Theoretical limitations of multi-layer Transformer
7 comments
·January 31, 2025cs702
Matthyze
I'd humbly like to ask people who've read the paper whether it's worth trying to understand it without a great math background. The paper looks intersting but daunting, and I'd hate to sink a lot of time into it and leave defeated.
It sometimes sucks being in ML with 'only' a CS background. Feels like all the math and physics grads are running around having fun with their fancy mathematics, while I stand here, feeling dimwitted.
aketchum
Most of it is linear algebra and convex optimization. You can learn a lot of it with free resources from MIT, Stanford, Georgia Tech, or YouTube. If you want more of a school style learning environment you can enroll in the Georgia Tech OMSCS program and just take the classes related to the math etc that you are interested in. No reason you have to graduate and it is maybe $800 a course.
Matthyze
Thanks! Now might actually be a great time for me to pick up the material. If anyone has suggestions about particularly good free/online mathematics courses for ML, I'd really love to hear it. Or books!
svachalek
I'm not a math person either, but I'm familiar with some of the terminology. The two things I got out of this paper were:
1. Depth is more important than breadth for making transformers smarter. That is, for a given size of model it will be more powerful with more, smaller layers than it would be with less, bigger ones. Interestingly, Mistral just updated their small model yesterday with a big reduction in layers in order to improve performance. Among the many ways they say it more technically they do say directly "depth plays a more critical role than width in reasoning and composition tasks".
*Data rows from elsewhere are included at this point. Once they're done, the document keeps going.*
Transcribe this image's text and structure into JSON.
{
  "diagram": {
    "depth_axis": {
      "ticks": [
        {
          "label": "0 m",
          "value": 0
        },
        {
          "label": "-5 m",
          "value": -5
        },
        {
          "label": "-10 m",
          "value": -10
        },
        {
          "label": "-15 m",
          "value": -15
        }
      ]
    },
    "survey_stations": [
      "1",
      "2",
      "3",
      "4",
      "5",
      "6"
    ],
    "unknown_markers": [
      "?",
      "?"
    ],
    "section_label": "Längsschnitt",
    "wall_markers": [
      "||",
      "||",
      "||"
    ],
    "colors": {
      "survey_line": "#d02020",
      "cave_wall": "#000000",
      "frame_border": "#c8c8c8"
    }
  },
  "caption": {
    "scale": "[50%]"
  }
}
2. As I understand it, they are claiming to be able to prove mathematically that Chain of Thought such as seen in the new DeepSeek R1 and GPT o1/o3 models creates results that wouldn't be possible without it. The thought chains effectively act as additional layers, and per the previous point, the more layers the better. "From a theoretical view, CoT provides Transformer with extra computation space, and previous work ... proved that log-precision Transformer with CoT could simulate any polynomial-time algorithm. Therefore, by further assuming certain complexity conjecture ... their results imply that constant depth Transformer with CoT could simulate poly-time algorithm, while constant depth Transform ... itself can not solve P-complete task."
szundi
Would be fun to ask o3
cubefox
Loosely related thought: A year ago, there was a lot of talk about the Mamba SSM architecture replacing transformers. Apparently that didn't happen so far.
Huh. I just skimmed this and quickly concluded that it's definitely not light reading.
It sure looks and smells like good work, so I've added it to my reading list.
Nowadays I feel like my reading list is growing faster than I can go through it.